Nirmala Sitharaman addressing a press conference after the GST Council meeting had said that a committee (Tax Rate Rationalisation Committee by GST Council), which is already looking at rate rationalisation, will again review textiles along with other items and submit a report by February.
“While the rollback of the GST rate hike proposed on many textile products would benefit the sector, especially SMEs and MSMEs who operate in this employment intensive sector, it would be necessary to find out a solution in future to the problems of inverted duty structure in the textile sector. The decision to roll back the proposed GST rate increase case of the textile products would also make the footwear sector expect similar treatment in future. The proposed recommendations of the rate rationalization committee expected in the next two months would be keenly watched by many sectors, including the textile sector,” said M.S. Mani, Partner, Deloitte India.

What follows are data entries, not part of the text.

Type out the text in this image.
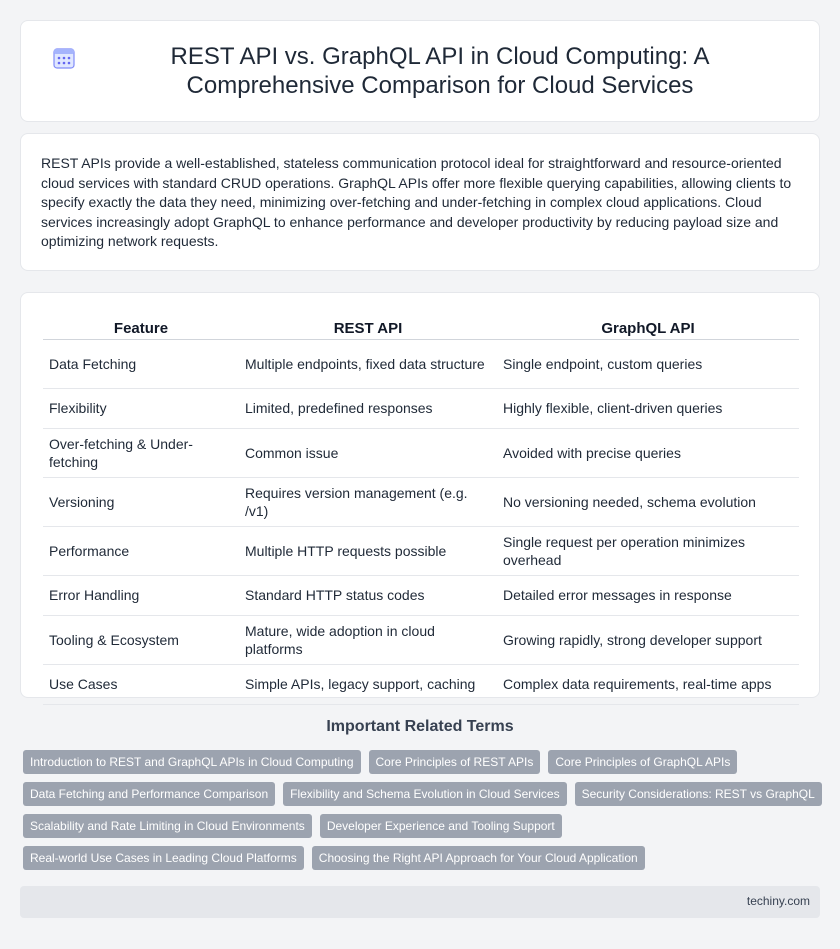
REST API vs. GraphQL API in Cloud Computing: A Comprehensive Comparison for Cloud Services

REST APIs provide a well-established, stateless communication protocol ideal for straightforward and resource-oriented cloud services with standard CRUD operations. GraphQL APIs offer more flexible querying capabilities, allowing clients to specify exactly the data they need, minimizing over-fetching and under-fetching in complex cloud applications. Cloud services increasingly adopt GraphQL to enhance performance and developer productivity by reducing payload size and optimizing network requests.

Feature	REST API	GraphQL API
Data Fetching	Multiple endpoints, fixed data structure	Single endpoint, custom queries
Flexibility	Limited, predefined responses	Highly flexible, client-driven queries
Over-fetching & Under-fetching	Common issue	Avoided with precise queries
Versioning	Requires version management (e.g. /v1)	No versioning needed, schema evolution
Performance	Multiple HTTP requests possible	Single request per operation minimizes overhead
Error Handling	Standard HTTP status codes	Detailed error messages in response
Tooling & Ecosystem	Mature, wide adoption in cloud platforms	Growing rapidly, strong developer support
Use Cases	Simple APIs, legacy support, caching	Complex data requirements, real-time apps
Important Related Terms
Introduction to REST and GraphQL APIs in Cloud Computing	Core Principles of REST APIs	Core Principles of GraphQL APIs
Data Fetching and Performance Comparison	Flexibility and Schema Evolution in Cloud Services	Security Considerations: REST vs GraphQL
Scalability and Rate Limiting in Cloud Environments	Developer Experience and Tooling Support
Real-world Use Cases in Leading Cloud Platforms	Choosing the Right API Approach for Your Cloud Application
techiny.com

CAIT said that Goyal has directed Textiles Ministry officials to interact with traders on the issue. On Monday, Tirupur Exporter’s Association President Raja M Shanmugham had also requested Goyal to remove cotton import duty. Shanmugham also informed the minister that Textile Mills Associations, Southern India Mills Association, Tamil Nadu Spinning Mills Association, and Indian Texpreneurs Federation were told to advise their members not to increase the cotton yarn prices disproportionate to increase in cotton prices as that will affect the value-added knitwear garment sector.